Mylan challenges Teva to submit a formal offer of acquisition
Courey said, “We met on April 24, and almost six weeks have passed since Teva’s public and unsolicited, non-binding expression of interest on April 21, yet there still is no clarity on whether or not Teva will make an actual offer to acquire Mylan and, if so, the timing, terms or conditions thereof.
“Instead, Teva has engaged in a pattern of making noncommittal, unclear, inaccurate and non-specific statements to shareholders, analysts and the press regarding its intentions/plans with respect to Mylan, and continues to tell the same constituencies that there is a clear pathway for Teva to close a transaction with Mylan in a short timeframe and thereafter obtain control in a relatively short period. We both know that these statements are inaccurate and misleading.

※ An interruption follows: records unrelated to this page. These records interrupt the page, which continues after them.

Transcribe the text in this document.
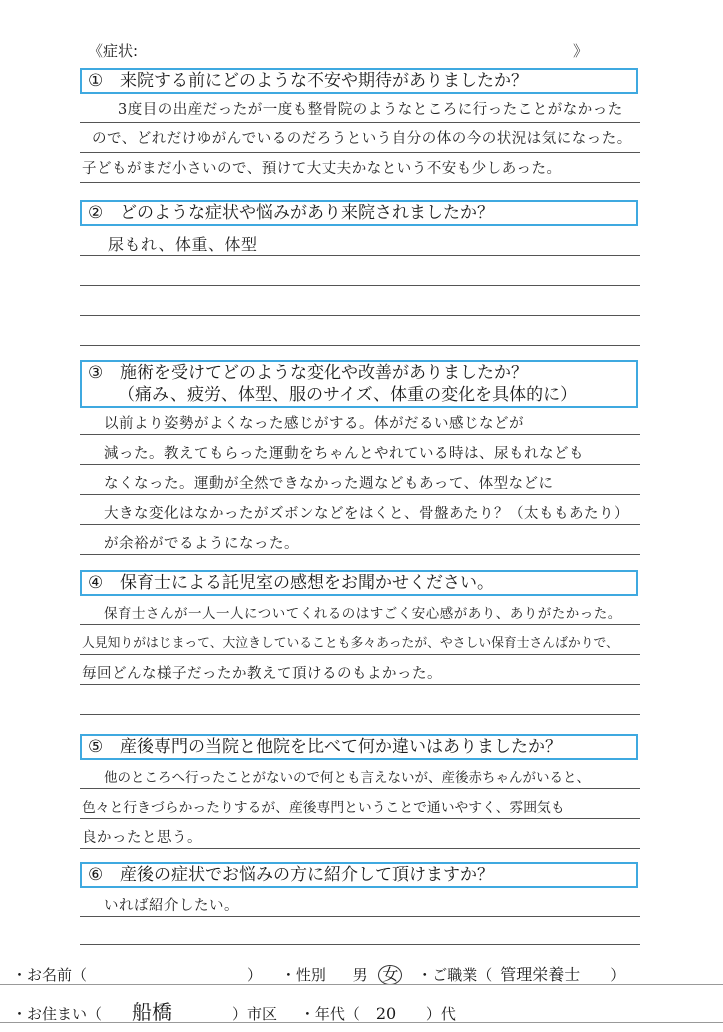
《症状:	》
① 来院する前にどのような不安や期待がありましたか？
3度目の出産だったが一度も整骨院のようなところに行ったことがなかった
ので、どれだけゆがんでいるのだろうという自分の体の今の状況は気になった。
子どもがまだ小さいので、預けて大丈夫かなという不安も少しあった。
② どのような症状や悩みがあり来院されましたか？
尿もれ、体重、体型
③ 施術を受けてどのような変化や改善がありましたか？
（痛み、疲労、体型、服のサイズ、体重の変化を具体的に）
以前より姿勢がよくなった感じがする。体がだるい感じなどが
減った。教えてもらった運動をちゃんとやれている時は、尿もれなども
なくなった。運動が全然できなかった週などもあって、体型などに
大きな変化はなかったがズボンなどをはくと、骨盤あたり？（太ももあたり）
が余裕がでるようになった。
④ 保育士による託児室の感想をお聞かせください。
保育士さんが一人一人についてくれるのはすごく安心感があり、ありがたかった。
人見知りがはじまって、大泣きしていることも多々あったが、やさしい保育士さんばかりで、
毎回どんな様子だったか教えて頂けるのもよかった。
⑤ 産後専門の当院と他院を比べて何か違いはありましたか？
他のところへ行ったことがないので何とも言えないが、産後赤ちゃんがいると、
色々と行きづらかったりするが、産後専門ということで通いやすく、雰囲気も
良かったと思う。
⑥ 産後の症状でお悩みの方に紹介して頂けますか？
いれば紹介したい。
・お名前（	） ・性別 男 女 ・ご職業（ 管理栄養士 ）
・お住まい（ 船橋	）市区 ・年代（ 20 ）代
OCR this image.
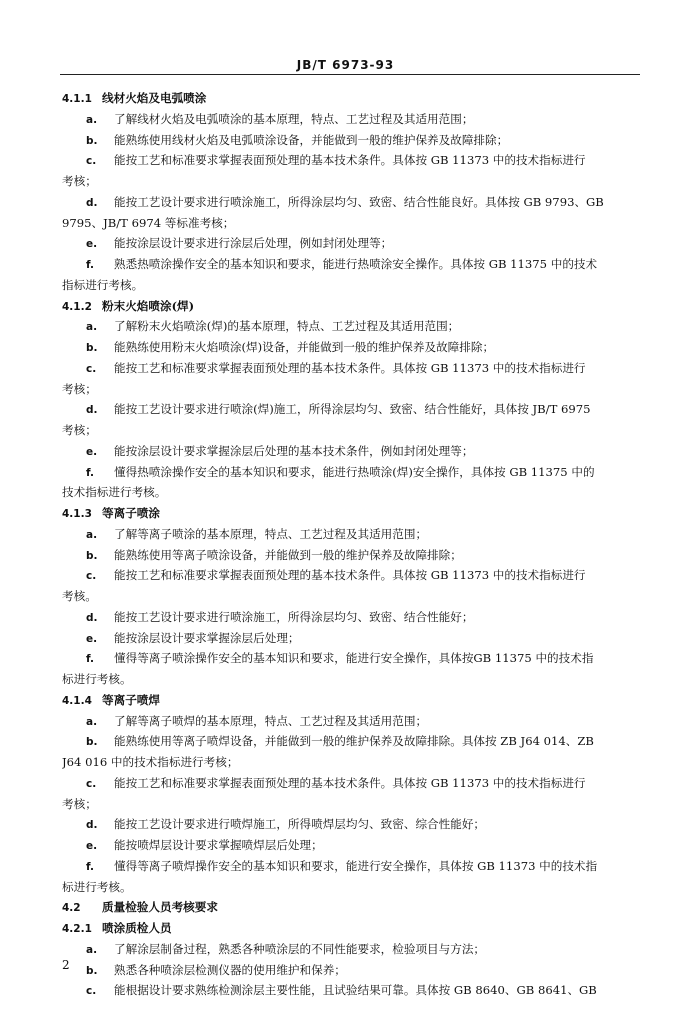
JB/T 6973-93
4.1.1 线材火焰及电弧喷涂
a. 了解线材火焰及电弧喷涂的基本原理，特点、工艺过程及其适用范围；
b. 能熟练使用线材火焰及电弧喷涂设备，并能做到一般的维护保养及故障排除；
c. 能按工艺和标准要求掌握表面预处理的基本技术条件。具体按 GB 11373 中的技术指标进行
考核；
d. 能按工艺设计要求进行喷涂施工，所得涂层均匀、致密、结合性能良好。具体按 GB 9793、GB
9795、JB/T 6974 等标准考核；
e. 能按涂层设计要求进行涂层后处理，例如封闭处理等；
f. 熟悉热喷涂操作安全的基本知识和要求，能进行热喷涂安全操作。具体按 GB 11375 中的技术
指标进行考核。
4.1.2 粉末火焰喷涂(焊)
a. 了解粉末火焰喷涂(焊)的基本原理，特点、工艺过程及其适用范围；
b. 能熟练使用粉末火焰喷涂(焊)设备，并能做到一般的维护保养及故障排除；
c. 能按工艺和标准要求掌握表面预处理的基本技术条件。具体按 GB 11373 中的技术指标进行
考核；
d. 能按工艺设计要求进行喷涂(焊)施工，所得涂层均匀、致密、结合性能好，具体按 JB/T 6975
考核；
e. 能按涂层设计要求掌握涂层后处理的基本技术条件，例如封闭处理等；
f. 懂得热喷涂操作安全的基本知识和要求，能进行热喷涂(焊)安全操作，具体按 GB 11375 中的
技术指标进行考核。
4.1.3 等离子喷涂
a. 了解等离子喷涂的基本原理，特点、工艺过程及其适用范围；
b. 能熟练使用等离子喷涂设备，并能做到一般的维护保养及故障排除；
c. 能按工艺和标准要求掌握表面预处理的基本技术条件。具体按 GB 11373 中的技术指标进行
考核。
d. 能按工艺设计要求进行喷涂施工，所得涂层均匀、致密、结合性能好；
e. 能按涂层设计要求掌握涂层后处理；
f. 懂得等离子喷涂操作安全的基本知识和要求，能进行安全操作，具体按GB 11375 中的技术指
标进行考核。
4.1.4 等离子喷焊
a. 了解等离子喷焊的基本原理，特点、工艺过程及其适用范围；
b. 能熟练使用等离子喷焊设备，并能做到一般的维护保养及故障排除。具体按 ZB J64 014、ZB
J64 016 中的技术指标进行考核；
c. 能按工艺和标准要求掌握表面预处理的基本技术条件。具体按 GB 11373 中的技术指标进行
考核；
d. 能按工艺设计要求进行喷焊施工，所得喷焊层均匀、致密、综合性能好；
e. 能按喷焊层设计要求掌握喷焊层后处理；
f. 懂得等离子喷焊操作安全的基本知识和要求，能进行安全操作，具体按 GB 11373 中的技术指
标进行考核。
4.2 质量检验人员考核要求
4.2.1 喷涂质检人员
a. 了解涂层制备过程，熟悉各种喷涂层的不同性能要求，检验项目与方法；
b. 熟悉各种喷涂层检测仪器的使用维护和保养；
c. 能根据设计要求熟练检测涂层主要性能，且试验结果可靠。具体按 GB 8640、GB 8641、GB
2
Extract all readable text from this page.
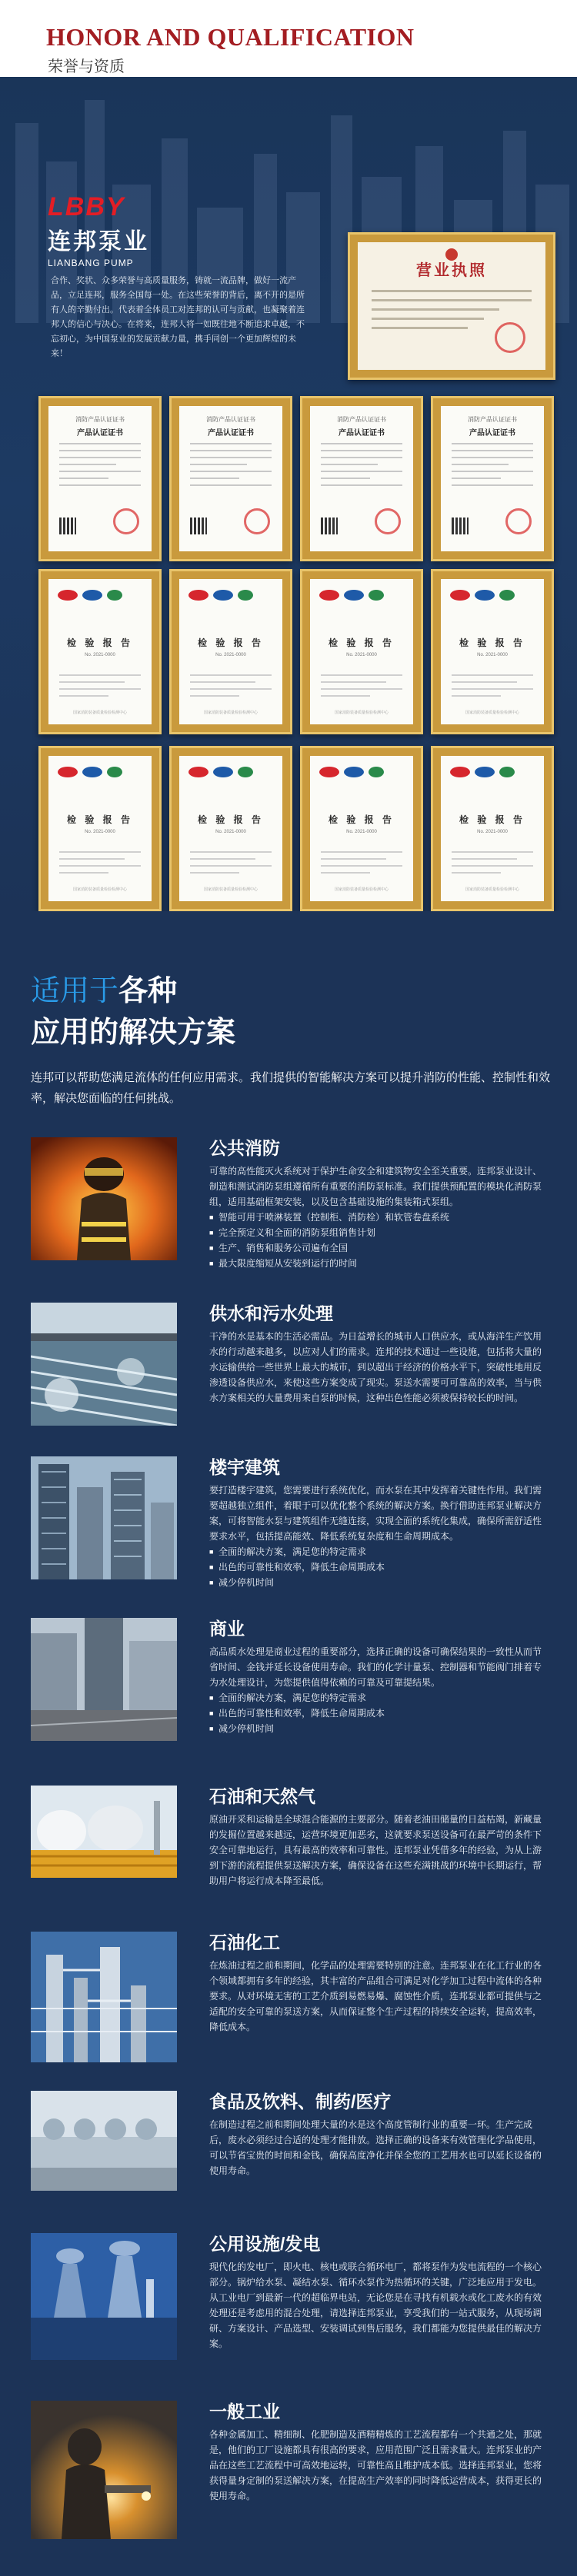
HONOR AND QUALIFICATION
荣誉与资质
LBBY
连邦泵业
LIANBANG PUMP
合作、奖状、众多荣誉与高质量服务，铸就一流品牌，做好一流产品，立足连邦，服务全国每一处。在这些荣誉的背后，离不开的是所有人的辛勤付出。代表着全体员工对连邦的认可与贡献，也凝聚着连邦人的信心与决心。在将来，连邦人将一如既往地不断追求卓越，不忘初心，为中国泵业的发展贡献力量，携手同创一个更加辉煌的未来！
营业执照
消防产品认证证书
产品认证证书
消防产品认证证书
产品认证证书
消防产品认证证书
产品认证证书
消防产品认证证书
产品认证证书
检 验 报 告
No. 2021-0000
国家消防装备质量检验检测中心
检 验 报 告
No. 2021-0000
国家消防装备质量检验检测中心
检 验 报 告
No. 2021-0000
国家消防装备质量检验检测中心
检 验 报 告
No. 2021-0000
国家消防装备质量检验检测中心
检 验 报 告
No. 2021-0000
国家消防装备质量检验检测中心
检 验 报 告
No. 2021-0000
国家消防装备质量检验检测中心
检 验 报 告
No. 2021-0000
国家消防装备质量检验检测中心
检 验 报 告
No. 2021-0000
国家消防装备质量检验检测中心
适用于各种
应用的解决方案
连邦可以帮助您满足流体的任何应用需求。我们提供的智能解决方案可以提升消防的性能、控制性和效率，解决您面临的任何挑战。
公共消防
可靠的高性能灭火系统对于保护生命安全和建筑物安全至关重要。连邦泵业设计、制造和测试消防泵组遵循所有重要的消防泵标准。我们提供预配置的模块化消防泵组，适用基础框架安装，以及包含基础设施的集装箱式泵组。
■ 智能可用于喷淋装置（控制柜、消防栓）和软管卷盘系统
■ 完全预定义和全面的消防泵组销售计划
■ 生产、销售和服务公司遍布全国
■ 最大限度缩短从安装到运行的时间
供水和污水处理
干净的水是基本的生活必需品。为日益增长的城市人口供应水，或从海洋生产饮用水的行动越来越多，以应对人们的需求。连邦的技术通过一些设施，包括将大量的水运输供给一些世界上最大的城市，到以超出于经济的价格水平下，突破性地用反渗透设备供应水，来使这些方案变成了现实。泵送水需要可可靠高的效率，当与供水方案相关的大量费用来自泵的时候，这种出色性能必须被保持较长的时间。
楼宇建筑
要打造楼宇建筑，您需要进行系统优化，而水泵在其中发挥着关键性作用。我们需要超越独立组件，着眼于可以优化整个系统的解决方案。换行借助连邦泵业解决方案，可将智能水泵与建筑组件无缝连接，实现全面的系统化集成，确保所需舒适性要求水平，包括提高能效、降低系统复杂度和生命周期成本。
■ 全面的解决方案，满足您的特定需求
■ 出色的可靠性和效率，降低生命周期成本
■ 减少停机时间
商业
高品质水处理是商业过程的重要部分，选择正确的设备可确保结果的一致性从而节省时间、金钱并延长设备使用寿命。我们的化学计量泵、控制器和节能阀门排着专为水处理设计，为您提供值得依赖的可靠及可靠提结果。
■ 全面的解决方案，满足您的特定需求
■ 出色的可靠性和效率，降低生命周期成本
■ 减少停机时间
石油和天然气
原油开采和运输是全球混合能源的主要部分。随着老油田储量的日益枯竭，新藏量的发掘位置越来越远，运营环境更加恶劣，这就要求泵送设备可在最严苛的条件下安全可靠地运行，具有最高的效率和可靠性。连邦泵业凭借多年的经验，为从上游到下游的流程提供泵送解决方案，确保设备在这些充满挑战的环境中长期运行，帮助用户将运行成本降至最低。
石油化工
在炼油过程之前和期间，化学品的处理需要特别的注意。连邦泵业在化工行业的各个领域都拥有多年的经验，其丰富的产品组合可满足对化学加工过程中流体的各种要求。从对环境无害的工艺介质到易燃易爆、腐蚀性介质，连邦泵业都可提供与之适配的安全可靠的泵送方案，从而保证整个生产过程的持续安全运转，提高效率，降低成本。
食品及饮料、制药/医疗
在制造过程之前和期间处理大量的水是这个高度管制行业的重要一环。生产完成后，废水必须经过合适的处理才能排放。选择正确的设备来有效管理化学品使用，可以节省宝贵的时间和金钱，确保高度净化并保全您的工艺用水也可以延长设备的使用寿命。
公用设施/发电
现代化的发电厂，即火电、核电或联合循环电厂，都将泵作为发电流程的一个核心部分。锅炉给水泵、凝结水泵、循环水泵作为热循环的关键，广泛地应用于发电。从工业电厂到最新一代的超临界电站，无论您是在寻找有机载水或化工废水的有效处理还是考虑用的混合处理，请选择连邦泵业，享受我们的一站式服务，从现场调研、方案设计、产品选型、安装调试到售后服务，我们都能为您提供最佳的解决方案。
一般工业
各种金属加工、精细制、化肥制造及酒精精炼的工艺流程都有一个共通之处，那就是，他们的工厂设施都具有很高的要求，应用范围广泛且需求量大。连邦泵业的产品在这些工艺流程中可高效地运转，可靠性高且维护成本低。选择连邦泵业，您将获得量身定制的泵送解决方案，在提高生产效率的同时降低运营成本，获得更长的使用寿命。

“As we have previously announced, a Mylan shareholders’ meeting (EGM) will be held early in the third quarter to obtain shareholder approval for our transaction with Perrigo. You will appreciate that it is very important to the shareholders of Mylan that they are able to cast their votes in a fair, informed and undisturbed manner. We cannot allow our shareholders’ interests to be hijacked and we need to safeguard Mylan, its business, strategy and mission, and its stakeholders against Teva’s meddling in our affairs and improperly influencing the vote of Mylan shareholders by holding out an expression of interest, mischaracterizing its ability to execute on that interest, all while failing to commit to an actual offer and without providing meaningful and specific information on its strategic intentions and the consequences of a real offer were it to materialize.
“The uncertainty based on Teva’s expression of interest, which surrounds Mylan at present, not only significantly affects our business, mission and strategy but also adversely impacts our shareholders, employees, business partners, customers and the patients who rely on Mylan products and the communities in which Mylan is involved. The conduct of Teva has caused significant unrest and uncertainty within these groups and the continuation of Mylan’s longstanding strategy is threatened by Teva’s seemingly deliberate and uncertain expression of interest—which can be withdrawn by Teva at any moment—coupled with Teva’s pattern of saying different things to different people about what it might and might not do.
“In addition, it is important that—if Teva intends to make a formal offer—the Mylan shareholders and other stakeholders—and all other relevant parties involved—should have sufficient time to review and assess it and the timing of an offer (if any) should obviously not disrupt the fair, informed voting by our shareholders at the EGM.
“While these dealings alone cause us great concern, we also learned that Teva acquired shares in Mylan in excess of the $76.3 million threshold under the U.S. anti-trust rules. We believe Teva’s acquisition of Mylan shares violates the U.S. antitrust laws. Further, Teva has chosen to remain silent on its intentions with respect to using those shares. We consider Teva’s stakebuilding as a further indication of its intention to meddle with our business, strategy and mission while remaining unclear as to its actual intentions.
“In light of the above, Teva’s actions can only be considered to be a thinly veiled attempt to frustrate our board’s clearly articulated, consistent and successful strategic direction, including the vote at the EGM on our pending acquisition of Perrigo. It is time for Teva and its board to stop playing games with our company, its business, mission and strategy and its stakeholders.
“If Teva’s board wishes to pursue an actual formal committed binding offer (as we have done for Perrigo), then our board will assess such an offer carefully in line with its duties and in light of the considerations outlined in my April 27 letter to you. Short of that, Teva and its board must stop pursuing what amounts to nothing more than an illusory alternative for our shareholders to the Perrigo transaction (as there is no formal offer or clear path to completion for a Teva transaction) and figure out a solution to Teva’s profound strategic issues (including among them Teva’s impending Copaxone cliff) that does not involve Mylan,” said Courey.